BACKGROUND: Both preoperative psychological symptoms and chronic postsurgical pain (CPSP) are prevalent conditions and major concerns among surgery patients, with inconclusive associations. METHODS: Based on the China Surgery and Anaesthesia Cohort (CSAC), we recruited 8350 surgery patients (40-65 yr old) from two medical centres between July 2020 and March 2023. Patients with preoperative psychological symptoms (i.e. anxiety, depression, stress reaction, and poor sleep quality) were identified using corresponding well-established scales. We then examined the associations of individual preoperative psychological symptoms and major patterns of preoperative psychological symptoms (identified by k-means clustering analysis) with CPSP, and different pain trajectories within 3 months. Lastly, mediation analyses were conducted to elucidate the mediating role of surgery/anaesthesia-related factors and the presence of 1-month postoperative psychological symptoms on the studied associations. RESULTS: We included 1302 (1302/8350, 15.6%) CPSP patients. When analysed separately, all studied preoperative psychological symptoms were associated with increased CPSP risk, with the most pronounced odds ratio noted for anxiety (1.52, 95% confidence interval [CI] 1.23-1.86).
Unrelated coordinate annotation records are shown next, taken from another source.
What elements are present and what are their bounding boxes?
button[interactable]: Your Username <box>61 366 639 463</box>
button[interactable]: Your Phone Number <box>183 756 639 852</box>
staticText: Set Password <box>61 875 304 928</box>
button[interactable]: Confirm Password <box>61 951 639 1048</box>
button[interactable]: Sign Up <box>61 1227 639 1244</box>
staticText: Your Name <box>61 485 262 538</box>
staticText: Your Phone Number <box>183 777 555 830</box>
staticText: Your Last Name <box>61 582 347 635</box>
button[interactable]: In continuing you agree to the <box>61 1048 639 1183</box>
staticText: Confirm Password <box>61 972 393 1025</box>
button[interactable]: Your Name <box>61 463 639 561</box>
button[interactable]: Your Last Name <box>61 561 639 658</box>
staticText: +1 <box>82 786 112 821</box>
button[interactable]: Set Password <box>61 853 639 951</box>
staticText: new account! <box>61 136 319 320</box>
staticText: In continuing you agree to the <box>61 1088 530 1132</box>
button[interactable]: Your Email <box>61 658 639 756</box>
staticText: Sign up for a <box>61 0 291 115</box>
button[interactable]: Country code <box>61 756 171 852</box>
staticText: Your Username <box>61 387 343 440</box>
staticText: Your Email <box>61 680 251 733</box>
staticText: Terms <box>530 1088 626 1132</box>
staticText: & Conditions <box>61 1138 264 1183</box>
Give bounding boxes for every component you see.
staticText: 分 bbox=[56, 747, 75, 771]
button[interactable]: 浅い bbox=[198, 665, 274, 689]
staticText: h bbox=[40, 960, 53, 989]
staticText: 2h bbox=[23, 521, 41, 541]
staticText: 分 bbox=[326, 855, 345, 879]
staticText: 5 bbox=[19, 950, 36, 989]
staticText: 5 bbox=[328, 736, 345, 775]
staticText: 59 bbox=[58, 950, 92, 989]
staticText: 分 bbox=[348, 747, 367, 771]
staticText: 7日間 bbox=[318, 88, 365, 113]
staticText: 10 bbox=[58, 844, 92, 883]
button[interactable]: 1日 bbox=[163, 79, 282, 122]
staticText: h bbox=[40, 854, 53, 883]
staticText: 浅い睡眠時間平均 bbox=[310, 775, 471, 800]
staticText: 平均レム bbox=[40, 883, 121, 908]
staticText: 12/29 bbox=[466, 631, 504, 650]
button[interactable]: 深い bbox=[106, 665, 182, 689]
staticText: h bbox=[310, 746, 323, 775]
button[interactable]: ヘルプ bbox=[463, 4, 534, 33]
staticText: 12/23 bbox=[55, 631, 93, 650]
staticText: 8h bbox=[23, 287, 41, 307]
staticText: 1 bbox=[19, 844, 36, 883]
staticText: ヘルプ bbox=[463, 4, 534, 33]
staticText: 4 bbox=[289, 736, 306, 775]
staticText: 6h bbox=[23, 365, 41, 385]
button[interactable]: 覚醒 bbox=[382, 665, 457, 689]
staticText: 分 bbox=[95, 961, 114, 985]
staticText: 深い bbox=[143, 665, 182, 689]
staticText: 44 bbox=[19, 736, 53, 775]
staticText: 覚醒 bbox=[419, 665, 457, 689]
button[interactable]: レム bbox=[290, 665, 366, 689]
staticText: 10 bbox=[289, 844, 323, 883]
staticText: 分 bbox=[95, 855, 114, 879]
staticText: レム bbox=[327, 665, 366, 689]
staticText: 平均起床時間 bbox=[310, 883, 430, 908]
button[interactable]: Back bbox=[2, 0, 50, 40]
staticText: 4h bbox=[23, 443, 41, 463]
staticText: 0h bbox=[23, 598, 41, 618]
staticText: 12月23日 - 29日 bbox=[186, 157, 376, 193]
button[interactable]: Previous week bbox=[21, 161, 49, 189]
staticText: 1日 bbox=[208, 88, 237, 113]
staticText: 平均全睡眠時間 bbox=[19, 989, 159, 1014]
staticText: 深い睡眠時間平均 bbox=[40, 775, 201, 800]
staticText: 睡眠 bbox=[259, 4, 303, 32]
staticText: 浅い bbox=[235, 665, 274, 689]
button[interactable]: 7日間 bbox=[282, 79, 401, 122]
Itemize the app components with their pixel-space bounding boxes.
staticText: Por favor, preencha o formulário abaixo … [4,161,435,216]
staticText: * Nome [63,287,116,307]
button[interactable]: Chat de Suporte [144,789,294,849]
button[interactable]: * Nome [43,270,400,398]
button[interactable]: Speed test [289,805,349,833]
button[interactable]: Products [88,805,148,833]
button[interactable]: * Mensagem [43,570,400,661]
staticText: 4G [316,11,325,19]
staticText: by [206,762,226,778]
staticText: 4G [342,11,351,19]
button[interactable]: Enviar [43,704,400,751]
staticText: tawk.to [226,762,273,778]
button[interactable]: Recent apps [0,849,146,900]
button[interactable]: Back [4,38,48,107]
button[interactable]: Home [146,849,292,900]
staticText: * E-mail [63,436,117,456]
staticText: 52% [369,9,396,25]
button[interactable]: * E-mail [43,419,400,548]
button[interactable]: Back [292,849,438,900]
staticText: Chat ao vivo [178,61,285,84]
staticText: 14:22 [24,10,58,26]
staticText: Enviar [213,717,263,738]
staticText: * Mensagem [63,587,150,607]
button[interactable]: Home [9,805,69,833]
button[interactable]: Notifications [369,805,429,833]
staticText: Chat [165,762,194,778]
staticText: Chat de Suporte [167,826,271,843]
Compared with patients clustered in the minor symptom group, excess risk of CPSP and experiencing an increasing pain trajectory was increased among patients with preoperative psychological symptoms featured by sleep disturbances (odds ratio=1.46, 95% CI 1.25-1.70 for CPSP and 1.58, 95% CI 1.20-2.08 for increasing pain trajectory) and multiple psychological symptoms (1.84 [95% CI 1.48-2.28] and 4.34 [95% CI 3.20-5.88]). Mediation analyses revealed acute/subacute postsurgical pain and psychological symptoms existing 1 month after surgery as notable mediators of the observed associations. CONCLUSIONS: The presence of preoperative psychological symptoms might individually or jointly increase the risk of chronic postsurgical pain or experiencing deterioration in pain trajectory. Interventions for managing acute/subacute postsurgical pain and psychological symptoms at 1 month after surgery might help reduce such risk. CLINICAL TRIAL REGISTRATION: ChiCTR2000034039.